2012. Sum of Beauty in the Array

Description

You are given a 0-indexed integer array nums. For each index i (1 <= i <= nums.length - 2) the beauty of nums[i] equals:

2, if nums[j] < nums[i] < nums[k], for all 0 <= j < i and for all i < k <= nums.length - 1.
1, if nums[i - 1] < nums[i] < nums[i + 1], and the previous condition is not satisfied.
0, if none of the previous conditions holds.

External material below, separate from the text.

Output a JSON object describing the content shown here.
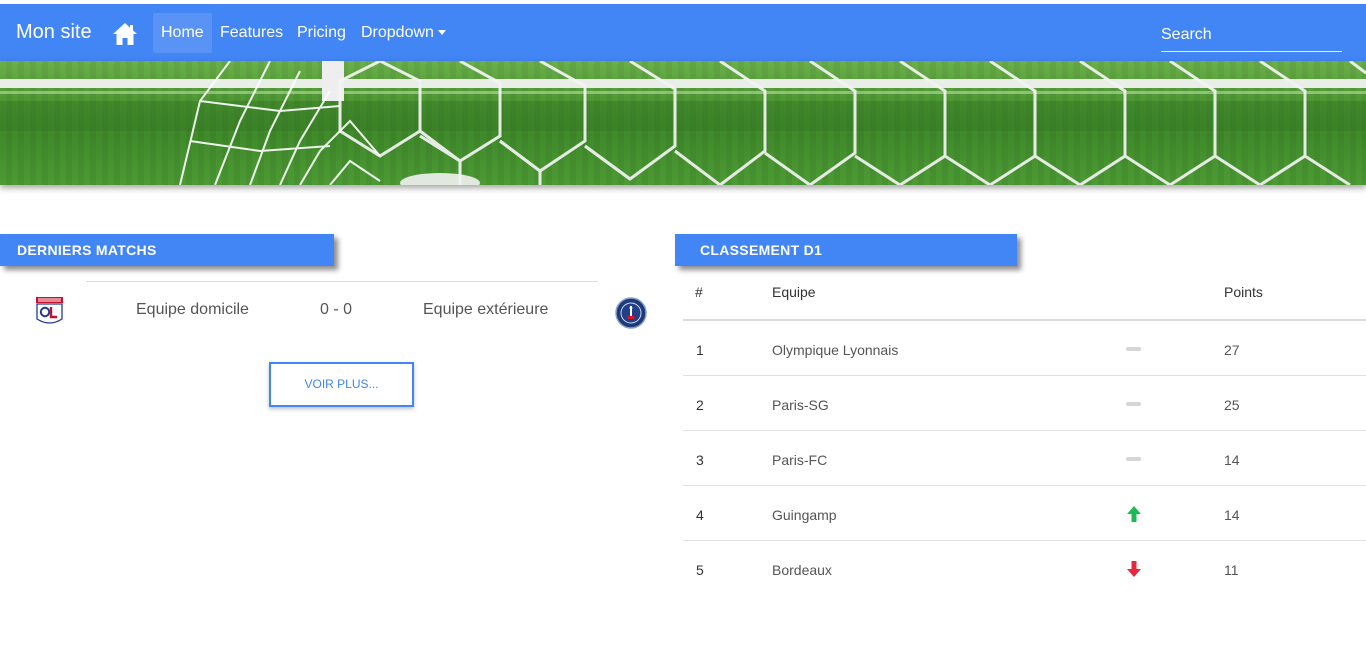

Return the sum of beauty of all nums[i] where 1 <= i <= nums.length - 2.

Example 1:

Input: nums = [1,2,3]
Output: 2
Explanation: For each index i in the range 1 <= i <= 1:
- The beauty of nums[1] equals 2.

Example 2:

Input: nums = [2,4,6,4]
Output: 1
Explanation: For each index i in the range 1 <= i <= 2:
- The beauty of nums[1] equals 1.
- The beauty of nums[2] equals 0.

Example 3:

Input: nums = [3,2,1]
Output: 0
Explanation: For each index i in the range 1 <= i <= 1:
- The beauty of nums[1] equals 0.

Constraints:

3 <= nums.length <= 10⁵
1 <= nums[i] <= 10⁵

Solution

sum-of-beauty-in-the-array.py

class Solution:
    def sumOfBeauties(self, nums: List[int]) -> int:
        n = len(nums)
        left = nums[0]
        right = [0] * n
        right[-1] = nums[-1]

        for j in range(n - 2, -1, -1):
            right[j] = min(right[j + 1], nums[j])

        res = 0
        for i in range(1, n - 1):
            if left < nums[i] < right[i + 1]:
                res += 2
            elif nums[i - 1] < nums[i] < nums[i + 1]:
                res += 1

            left = max(left, nums[i])

        return res